In some states, firefighters who get injured by fighting fire are exempted from workers compensation. The rationale says that being a firefighter is inherently dangerous and risky. In many states, Montana currently included, the onus is on the firefighter to prove that a disease or condition was a result of battling fires. Proving that firefighting gives any person, say, lung cancer, may be difficult. After all, people who don't fight fires can get the disease, so proving it can be hard.
Yet a state like Montana desperately needs firefighters. Sadly, with the rise of near-catastrophic wildfires, we need more and more fighters all the time. And just because we have infrared monitors and more sophisticated tools to fight fire, when it gets to the literal boots-on-the-ground phase of battling blazes, it still means coming face to face with fire and toxic smoke.

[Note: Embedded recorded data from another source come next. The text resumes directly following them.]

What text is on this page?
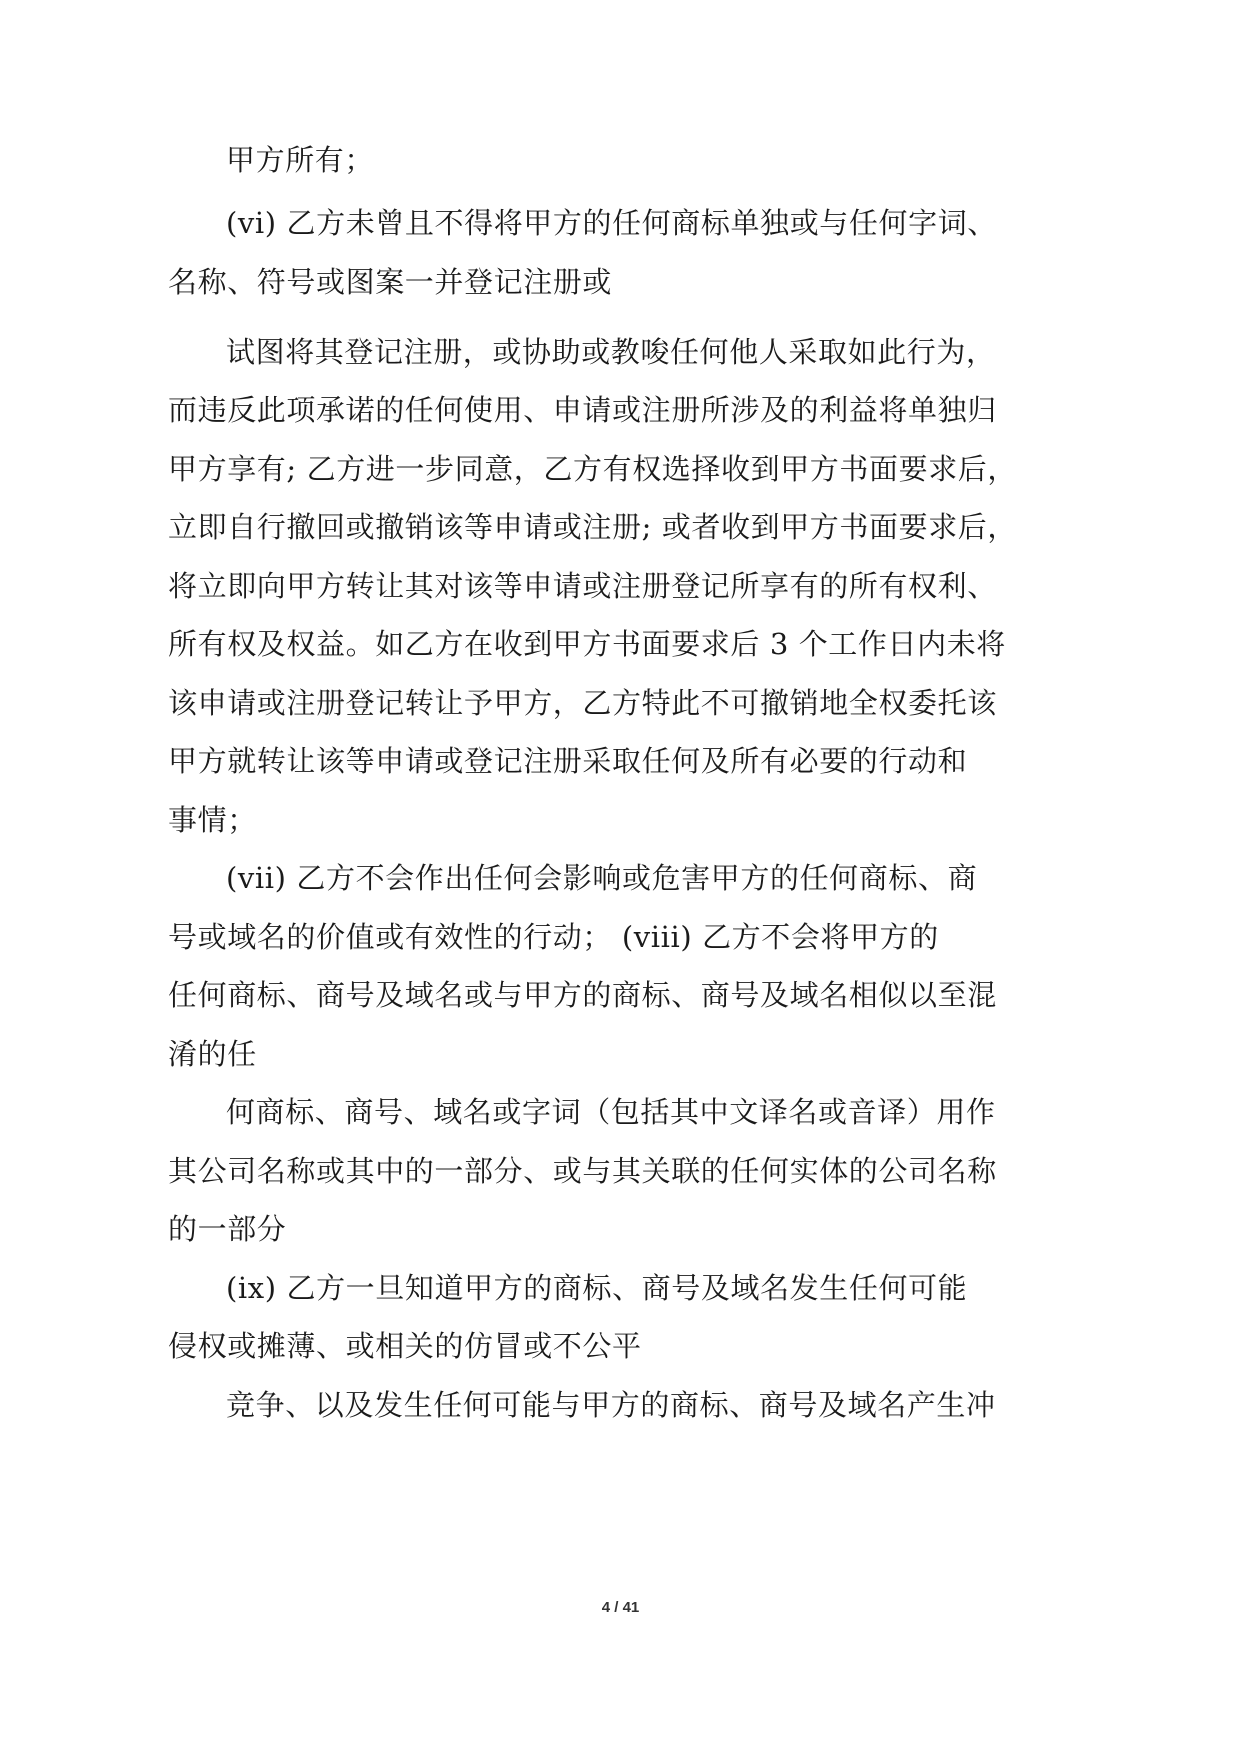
甲方所有；
(vi) 乙方未曾且不得将甲方的任何商标单独或与任何字词、
名称、符号或图案一并登记注册或
试图将其登记注册，或协助或教唆任何他人采取如此行为，
而违反此项承诺的任何使用、申请或注册所涉及的利益将单独归
甲方享有; 乙方进一步同意，乙方有权选择收到甲方书面要求后，
立即自行撤回或撤销该等申请或注册; 或者收到甲方书面要求后，
将立即向甲方转让其对该等申请或注册登记所享有的所有权利、
所有权及权益。如乙方在收到甲方书面要求后 3 个工作日内未将
该申请或注册登记转让予甲方，乙方特此不可撤销地全权委托该
甲方就转让该等申请或登记注册采取任何及所有必要的行动和
事情；
(vii) 乙方不会作出任何会影响或危害甲方的任何商标、商
号或域名的价值或有效性的行动； (viii) 乙方不会将甲方的
任何商标、商号及域名或与甲方的商标、商号及域名相似以至混
淆的任
何商标、商号、域名或字词（包括其中文译名或音译）用作
其公司名称或其中的一部分、或与其关联的任何实体的公司名称
的一部分
(ix) 乙方一旦知道甲方的商标、商号及域名发生任何可能
侵权或摊薄、或相关的仿冒或不公平
竞争、以及发生任何可能与甲方的商标、商号及域名产生冲
4 / 41
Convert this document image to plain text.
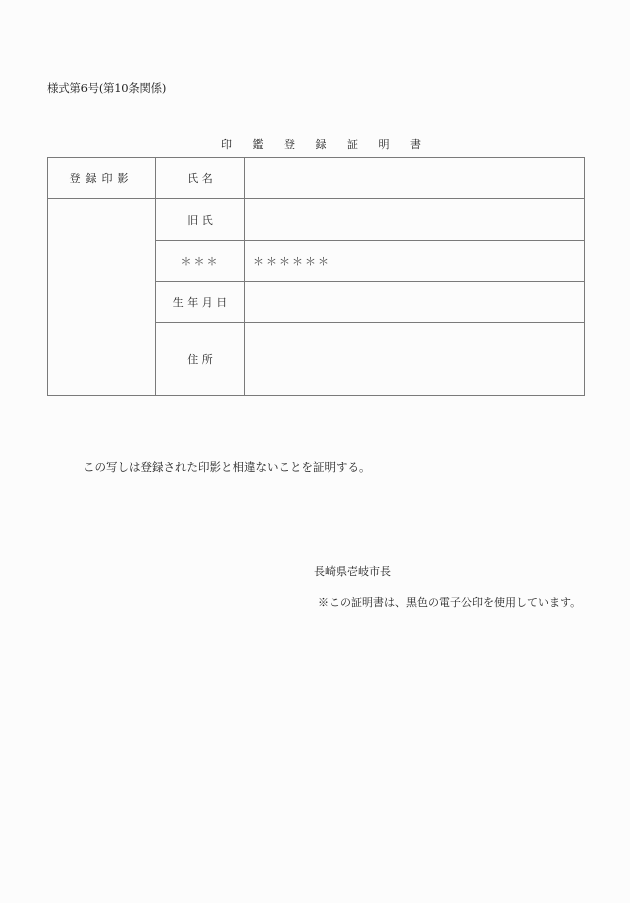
様式第6号(第10条関係)
印 鑑 登 録 証 明 書
登録印影	氏 名	
	旧 氏	
	＊＊＊	＊＊＊＊＊＊
	生 年 月 日	
	住 所	
この写しは登録された印影と相違ないことを証明する。
長崎県壱岐市長
※この証明書は、黒色の電子公印を使用しています。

If climate change continues, we've been told to prepare for even more fires and more intense fires. That means the state and local communities will need more help. The least the state should be able to do is make sure that if those firefighters are in harm's way that we take care of them into the future. We have plans to protect law enforcement officers injured on the job. We have an entire system to help veterans who suffer as they sacrifice themselves for our country: Why do we treat firefighters differently?
Sen. Nate McConnell, D-Missoula, is carrying the Firefighter Protection Act, and it shifts the burden of proof for the illness from the patient (read: firefighter) to the insurer.

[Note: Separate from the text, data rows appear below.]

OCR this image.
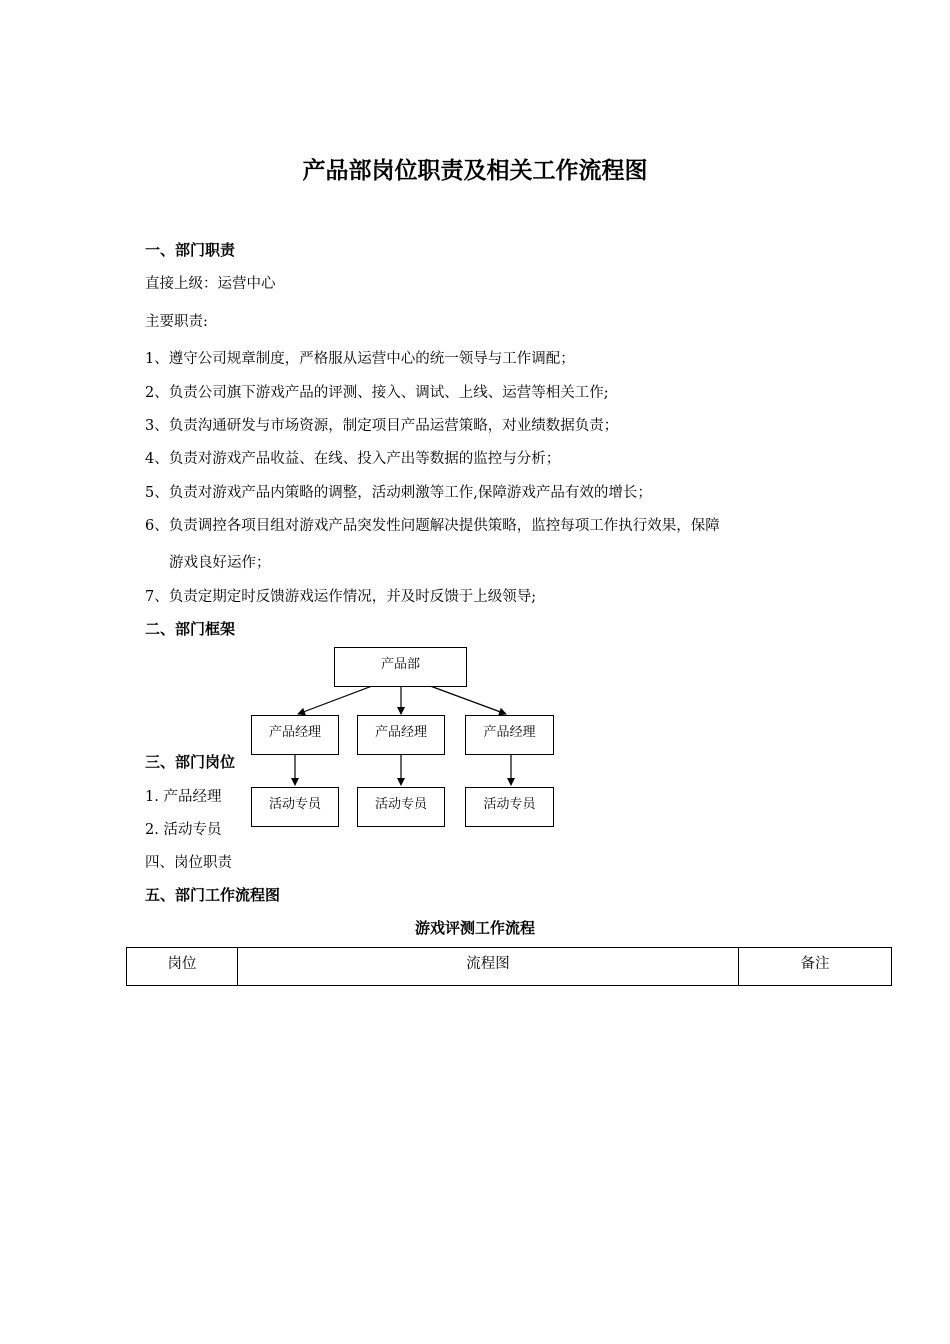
产品部岗位职责及相关工作流程图
一、部门职责
直接上级：运营中心
主要职责:
1、遵守公司规章制度，严格服从运营中心的统一领导与工作调配；
2、负责公司旗下游戏产品的评测、接入、调试、上线、运营等相关工作;
3、负责沟通研发与市场资源，制定项目产品运营策略，对业绩数据负责；
4、负责对游戏产品收益、在线、投入产出等数据的监控与分析；
5、负责对游戏产品内策略的调整，活动刺激等工作,保障游戏产品有效的增长；
6、负责调控各项目组对游戏产品突发性问题解决提供策略，监控每项工作执行效果，保障
游戏良好运作；
7、负责定期定时反馈游戏运作情况，并及时反馈于上级领导;
二、部门框架
产品部
产品经理	产品经理	产品经理
活动专员	活动专员	活动专员
三、部门岗位
1. 产品经理
2. 活动专员
四、岗位职责
五、部门工作流程图
游戏评测工作流程
岗位	流程图	备注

Opponents of the bill worry that by adding this provision, workers' comp rates rise rapidly. However, after similar legislation was passed in Idaho, the Gem state actually saw a decrease in rates, according to a story by Michael Woodel of the Helena Independent Record.
State Sen. Fred Thomas, R-Stevensville, carried a bill, Senate Bill 29, which would require the coverage. It has already cleared the Senate. It would require all volunteer firefighters to be covered by 2022. While McConnell's bill looks to be more comprehensive, we also believe that Thomas' bill is another step toward making sure we protect those who put their life on the line, even if it only covers volunteers.

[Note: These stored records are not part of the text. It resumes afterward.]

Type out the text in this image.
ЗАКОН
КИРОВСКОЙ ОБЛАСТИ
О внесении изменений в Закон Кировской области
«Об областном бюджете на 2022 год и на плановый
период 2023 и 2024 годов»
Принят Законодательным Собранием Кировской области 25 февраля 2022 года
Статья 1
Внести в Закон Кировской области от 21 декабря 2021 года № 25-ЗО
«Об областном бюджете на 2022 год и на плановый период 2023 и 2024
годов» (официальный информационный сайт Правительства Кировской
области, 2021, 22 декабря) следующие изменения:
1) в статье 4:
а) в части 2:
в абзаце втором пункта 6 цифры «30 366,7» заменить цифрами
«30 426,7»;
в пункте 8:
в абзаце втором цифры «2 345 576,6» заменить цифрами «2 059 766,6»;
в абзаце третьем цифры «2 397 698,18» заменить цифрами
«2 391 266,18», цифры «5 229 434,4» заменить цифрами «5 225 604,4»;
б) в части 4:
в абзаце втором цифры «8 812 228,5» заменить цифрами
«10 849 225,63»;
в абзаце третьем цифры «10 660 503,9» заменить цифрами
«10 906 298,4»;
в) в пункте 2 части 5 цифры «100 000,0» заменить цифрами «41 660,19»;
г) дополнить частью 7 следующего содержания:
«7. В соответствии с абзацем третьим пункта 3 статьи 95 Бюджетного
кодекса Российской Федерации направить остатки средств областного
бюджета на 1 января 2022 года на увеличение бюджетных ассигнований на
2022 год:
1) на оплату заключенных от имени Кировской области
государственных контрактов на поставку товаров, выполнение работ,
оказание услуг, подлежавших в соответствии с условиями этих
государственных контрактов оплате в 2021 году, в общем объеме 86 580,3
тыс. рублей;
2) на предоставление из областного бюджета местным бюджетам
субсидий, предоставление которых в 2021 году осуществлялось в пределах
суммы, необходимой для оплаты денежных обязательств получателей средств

It's also worth noting that many firefighters around the state are already covered by insurance provided to them by their employers or by the city or counties. In other words, it's not like this creates an unreasonable burden on every agency in the state. Rather, it helps equalize the playing field between those firefighters who have protection and those who do not.
It's sad to think that even when firefighters perform heroically and stop wildfires that those same fires could still prove to be deadly.
What's even worse is the idea that no one will be there to help if it happens.